Apesar de um tema rico em explorações visualmente dramáticas (vide “Sangue Negro”), é triste perceber a falta de pulso na direção de Albuquerque. Há aqui uma esforço claro na direção de arte de Alexandre Meyer, mas, ao mesmo tempo, há o conflito assustador entre a montagem inquieta e nervosa (feita a machadadas, me parece) de José Rubens Hirsch, contra a perturbadora (no mal sentido) trilha-sonora de Flávia Ventura e David Tygel (o preferido de Sérgio Rezende). Lamentável.
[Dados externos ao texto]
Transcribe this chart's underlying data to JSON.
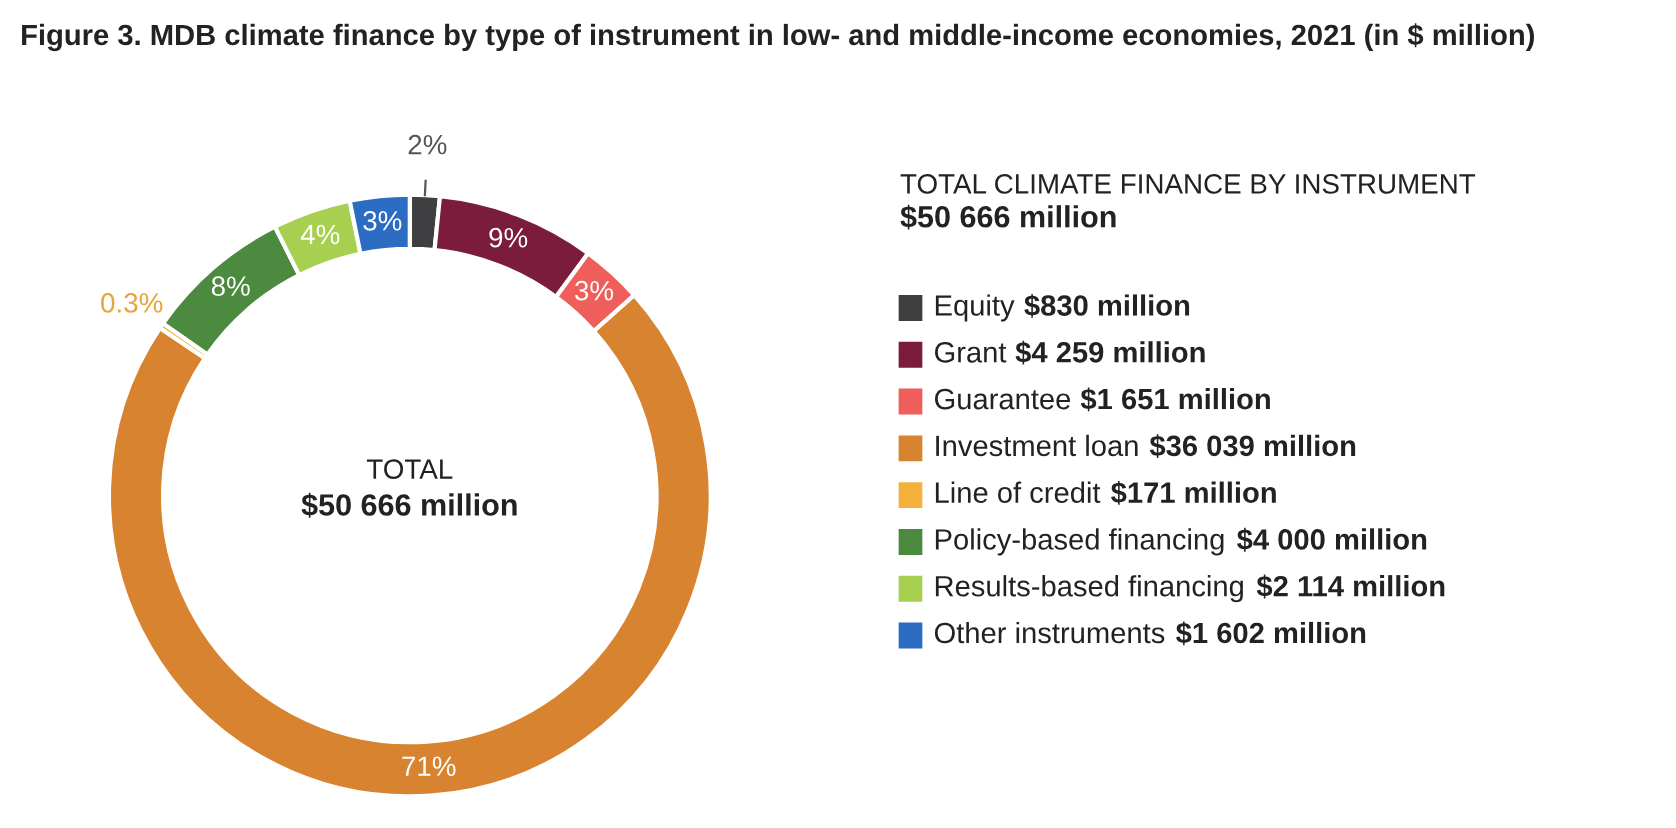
{
  "chart_data": {
    "type": "donut",
    "title": "Figure 3. MDB climate finance by type of instrument in low- and middle-income economies, 2021 (in $ million)",
    "legend_title": "TOTAL CLIMATE FINANCE BY INSTRUMENT",
    "categories": [
      "Equity",
      "Grant",
      "Guarantee",
      "Investment loan",
      "Line of credit",
      "Policy-based financing",
      "Results-based financing",
      "Other instruments"
    ],
    "values": [
      1.6,
      8.5,
      3.3,
      71.0,
      0.3,
      7.9,
      4.2,
      3.2
    ],
    "value_labels": [
      "2%",
      "9%",
      "3%",
      "71%",
      "0.3%",
      "8%",
      "4%",
      "3%"
    ],
    "colors": [
      "#3f3f41",
      "#7b1c3c",
      "#ee5f5b",
      "#d8832f",
      "#f4b23d",
      "#4b8a3f",
      "#a7cf50",
      "#2c6cc3"
    ],
    "legend": "right",
    "annotations": [
      "TOTAL",
      "$50 666 million",
      "$50 666 million",
      "$830 million",
      "$4 259 million",
      "$1 651 million",
      "$36 039 million",
      "$171 million",
      "$4 000 million",
      "$2 114 million",
      "$1 602 million"
    ]
  }
}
Colado com a exibição em 35mm de “Ouro Negro”, tivemos a projeção em digital de “Que Baque É Esse”, obra de Climério de Oliveira e Nilton Pereira – que não subiram ao palco para apresentar o terceiro e último longa que concorria na Mostra Pernambuco. Para uma sala de no máximo 400 pessoas, o documentário deu seu ponto de vista, nada inovador, para o cansado, em termos audiovisuais local, tema do Maracatu pernambucano.
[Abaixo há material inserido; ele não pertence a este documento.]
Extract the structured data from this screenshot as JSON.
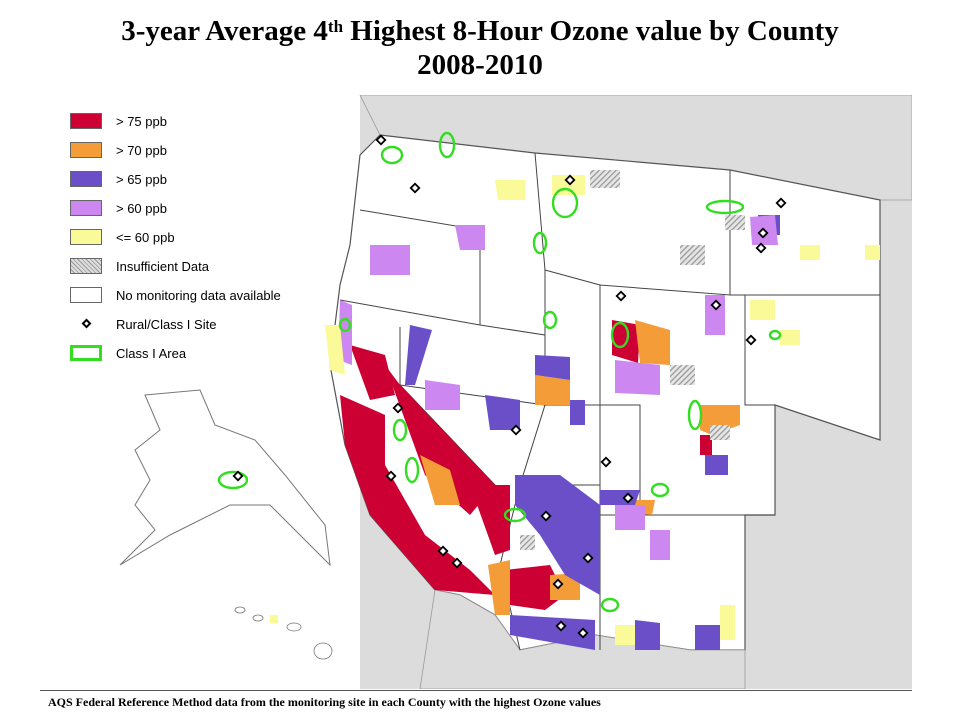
{
  "title": {
    "line1_prefix": "3-year Average 4",
    "line1_sup": "th",
    "line1_suffix": " Highest 8-Hour Ozone value by County",
    "line2": "2008-2010"
  },
  "legend": [
    {
      "label": "> 75 ppb",
      "color": "#cc0033",
      "kind": "fill"
    },
    {
      "label": "> 70 ppb",
      "color": "#f39c38",
      "kind": "fill"
    },
    {
      "label": "> 65 ppb",
      "color": "#6a4fc8",
      "kind": "fill"
    },
    {
      "label": "> 60 ppb",
      "color": "#cc88f0",
      "kind": "fill"
    },
    {
      "label": "<= 60 ppb",
      "color": "#fafa99",
      "kind": "fill"
    },
    {
      "label": "Insufficient Data",
      "color": "#cccccc",
      "kind": "hatch"
    },
    {
      "label": "No monitoring data available",
      "color": "#ffffff",
      "kind": "fill"
    },
    {
      "label": "Rural/Class I Site",
      "color": "#000000",
      "kind": "diamond"
    },
    {
      "label": "Class I Area",
      "color": "#33dd22",
      "kind": "outline"
    }
  ],
  "footnote": "AQS Federal Reference Method data from the monitoring site in each County with the highest Ozone values",
  "colors": {
    "over75": "#cc0033",
    "over70": "#f39c38",
    "over65": "#6a4fc8",
    "over60": "#cc88f0",
    "le60": "#fafa99",
    "background": "#dcdcdc",
    "classI": "#33dd22"
  }
}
Antes da projeção dos longas, o homenagenado Luís Carlos Barreto recebeu a Calunga de Ouro das mãos de Roberto Farias, de quem fez questão de ressaltar sua parceira no roteiro que escreveu para “Assalto ao Trem Pagador” (1962). Barretão fez um discurso longo e empolgado, diferente daquele que proferiu há duas semanas no CineCeará, onde também foi homenageado.
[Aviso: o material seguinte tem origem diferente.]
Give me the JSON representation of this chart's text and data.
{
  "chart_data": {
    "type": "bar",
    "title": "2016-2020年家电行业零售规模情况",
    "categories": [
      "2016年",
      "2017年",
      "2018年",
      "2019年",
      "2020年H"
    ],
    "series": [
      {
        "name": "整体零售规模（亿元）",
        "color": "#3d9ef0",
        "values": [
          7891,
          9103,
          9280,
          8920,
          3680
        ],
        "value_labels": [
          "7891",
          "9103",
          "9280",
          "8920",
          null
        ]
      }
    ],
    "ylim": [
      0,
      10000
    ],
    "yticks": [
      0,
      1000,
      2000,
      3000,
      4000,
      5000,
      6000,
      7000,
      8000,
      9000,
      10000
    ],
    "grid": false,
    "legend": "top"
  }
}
Concentrou sua fala no momento triste em que se encontra o cinema brasileiro no que diz respeito a comunicação com o público. Disse que ‘cinema não é conteúdo’ (?) como querem fazer acreditar alguns. Discursou sobre a necessidade de acessibilidade do povo às salas de cinema, defendendo a meia-entrada para todos. E, nostalgicamente, lembrou dos anos 1970, quando “o cinema chegou a atrair 40% do público para filmes nacionais”. Concluiu dizendo que almeja a imortalidade, e que nunca desistirá de lutar pelo “nosso” cinema. Num momento menos eufórico, leu num papel o nome de Fernando Spencer e o ressaltou como grande crítico pernambucano dos passado, além dos ‘novos’ talentos no Estado como Cláudio Assis, Lírio Ferreira, Marcelo Gomes e Paulo Caldas.
Curiosidade
A edição 2008 do Cine-PE trouxe de volta quatro realizadores que estiveram aqui em 2002: Tabajara Ruas (Netto Perde Sua Alma / Brizola: Tempos de Guerra), André Sturm (Sonhos Tropicais / Simples Mortais), Isa Albuquerque (Histórias do Olhar / Ouro Negro) e Lais Bodanski (Bicho de Sete Cabeças / Chega de Saudade).